When switched in, Preamps 1 and 2 do not raise the audible noise level in the receiver as much as they did in the Pro2. In the Pro3, the preamps have been designed for highly linear large-signal handling, consistent with a low noise figure. Preamp 1 has negative feedback to improve linearity without compromising NF. There has also been a significant gain redistribution. The first mixer has lower gain, with the result that the scope module in the Pro3 has its ownRF amplifier to bring up the vertical sensitivity of the scope.
Notes on ALC
The ALC is a little less sensitive; I need to set the Quadra ALC menu to 5 bars for 1kW output, vs. 4 bars for the Pro2.
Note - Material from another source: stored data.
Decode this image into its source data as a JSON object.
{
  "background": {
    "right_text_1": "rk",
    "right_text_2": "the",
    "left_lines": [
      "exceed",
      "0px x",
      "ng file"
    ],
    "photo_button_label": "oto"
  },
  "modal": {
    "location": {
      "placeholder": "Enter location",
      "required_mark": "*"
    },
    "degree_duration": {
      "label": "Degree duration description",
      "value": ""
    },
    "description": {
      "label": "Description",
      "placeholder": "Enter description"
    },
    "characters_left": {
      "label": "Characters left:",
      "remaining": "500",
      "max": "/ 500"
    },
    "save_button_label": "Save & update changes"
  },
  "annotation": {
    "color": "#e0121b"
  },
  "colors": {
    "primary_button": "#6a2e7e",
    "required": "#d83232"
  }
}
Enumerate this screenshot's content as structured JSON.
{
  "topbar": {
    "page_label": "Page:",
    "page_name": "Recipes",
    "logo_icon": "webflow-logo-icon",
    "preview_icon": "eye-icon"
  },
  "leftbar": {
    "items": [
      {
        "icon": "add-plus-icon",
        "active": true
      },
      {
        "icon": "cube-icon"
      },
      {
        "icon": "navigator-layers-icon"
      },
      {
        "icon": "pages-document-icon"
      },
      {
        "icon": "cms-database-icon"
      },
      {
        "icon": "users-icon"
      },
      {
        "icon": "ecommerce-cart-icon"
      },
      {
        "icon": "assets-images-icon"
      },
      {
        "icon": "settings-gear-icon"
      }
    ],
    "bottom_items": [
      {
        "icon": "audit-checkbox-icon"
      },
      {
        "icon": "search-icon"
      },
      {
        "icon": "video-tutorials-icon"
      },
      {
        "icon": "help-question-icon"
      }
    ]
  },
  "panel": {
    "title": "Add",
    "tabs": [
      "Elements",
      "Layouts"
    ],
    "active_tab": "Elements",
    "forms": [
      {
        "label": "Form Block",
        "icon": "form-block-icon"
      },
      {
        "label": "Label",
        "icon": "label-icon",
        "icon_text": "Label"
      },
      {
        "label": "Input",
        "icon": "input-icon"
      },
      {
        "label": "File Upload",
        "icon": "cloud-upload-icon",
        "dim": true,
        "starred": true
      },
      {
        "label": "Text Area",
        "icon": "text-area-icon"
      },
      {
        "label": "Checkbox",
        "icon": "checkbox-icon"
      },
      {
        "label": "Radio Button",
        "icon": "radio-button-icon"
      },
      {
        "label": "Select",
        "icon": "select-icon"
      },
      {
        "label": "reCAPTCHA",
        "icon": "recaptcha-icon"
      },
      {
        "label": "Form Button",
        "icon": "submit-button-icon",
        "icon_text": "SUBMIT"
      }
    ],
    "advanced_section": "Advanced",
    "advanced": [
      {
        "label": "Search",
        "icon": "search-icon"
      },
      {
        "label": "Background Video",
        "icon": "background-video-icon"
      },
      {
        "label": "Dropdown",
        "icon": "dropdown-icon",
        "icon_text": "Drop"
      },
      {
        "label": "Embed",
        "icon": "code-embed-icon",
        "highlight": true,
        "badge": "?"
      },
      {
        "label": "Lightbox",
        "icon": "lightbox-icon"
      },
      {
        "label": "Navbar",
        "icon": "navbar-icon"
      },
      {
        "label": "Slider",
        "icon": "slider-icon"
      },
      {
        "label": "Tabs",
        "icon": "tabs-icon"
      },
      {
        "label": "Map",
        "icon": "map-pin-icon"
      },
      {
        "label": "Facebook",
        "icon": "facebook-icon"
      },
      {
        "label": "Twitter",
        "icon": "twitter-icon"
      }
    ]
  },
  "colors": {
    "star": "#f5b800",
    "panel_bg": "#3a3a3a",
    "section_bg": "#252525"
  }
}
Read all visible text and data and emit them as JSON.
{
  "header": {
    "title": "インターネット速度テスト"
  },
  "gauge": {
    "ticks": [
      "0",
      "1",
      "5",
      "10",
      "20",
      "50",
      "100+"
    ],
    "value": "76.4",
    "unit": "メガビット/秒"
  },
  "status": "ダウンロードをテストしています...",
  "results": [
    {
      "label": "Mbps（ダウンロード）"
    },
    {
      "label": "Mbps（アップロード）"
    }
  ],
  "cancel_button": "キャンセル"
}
As is the case for all other Icom HF transceivers, the rear-panel ALC jack is compatible with a negative-going ALC voltage in the range 0 to -4V.Positive voltage shouldnever be applied to the ALC jack.
In August 2007, I performed an ALC overshoot test on my Pro3/Quadra station.Here is the test report.
There have been some improvements in operational convenience. The mini-scope is great - you can now display 3 windows; frequency/mode etc., mini-scope and bar-graph meter, filter menu or any other lower window that used to suppress the scope on the Pro2. There are two clock displays - UTC and local - and a simple screen-saver which displays the owner's callsign moving about on a black background. By being able to leave the bar-graph meter on-screen along with the scope, I learned that compression peaks at 6 to 7 dB when it only shows 2 to 3 dB on the much slower moving-coil meter.
Display quality
I have the impression that the Pro3's TFT display is superior to that of the Pro2. The screen image is brighter and a little sharper, the contrast is much better and the colours are more saturated.
A few measurements
As the ARRL, RSGB and others have already subjected the Pro3 to exhaustive test suites, I felt that any such effort on my part would be redundant (apart from the fact that my second signal generator is much too 'dirty' for meaningful RF 2-tone measurements!)
To satisfy my own curiosity, though, I ran a few quick receiver tests: MDS, reciprocal mixing noise and filter shape factors. The test setup was as follows:
HP8640B signal generator, calibrated against R&S URV4-03 RF power meter with 0 dB probe; Sinadder 3 configured as true RMS audio voltmeter connected to [SPKR] jack. NB off, NR off, ATT = 0 dB, AGC MID. Offset tone pitch = 1 kHz (SSB), 600 Hz (CW). SSB and CW 'Sharp' filter shapes selected.
1: MDS (Minimum Discernible Signal). In this test, MDS is defined as the RF input power which yields 3 dB unweighted S/N at the output. The results obtained are very close to those in Ref.2.
MDS at 14.1 MHz (dBm) | ||
---|---|---|
Preamp | SSB 2.4 kHz | CW 500 Hz BPF |
Off | -126 | -131 |
1 | -133 | -139 |
2 | -135.5 | -142 |
2: Reciprocal Mixing Noise. Reciprocal mixing occurs in a superheterodyne receiver when the noise sidebands of the local oscillator (LO) mix with strong signals close in frequency to the wanted signal, producing unwanted noise products at the intermediate frequency and degrading the receiver sensitivity. Reciprocal mixing noise is a measure of LO spectral purity.
In this test, a strong 'undesired' signal is injected into the receiver's RF input at a fixed offset from the operating frequency. The RF input power is increased until the receiver noise floor increases by 3 dB. The reciprocal mixing noise parameter, expressed as a figure of merit, is the difference between this RF input power and measured MDS. The test is run with the 2.4 kHz SSB filter selected, and preamp off. The higher the value, the better.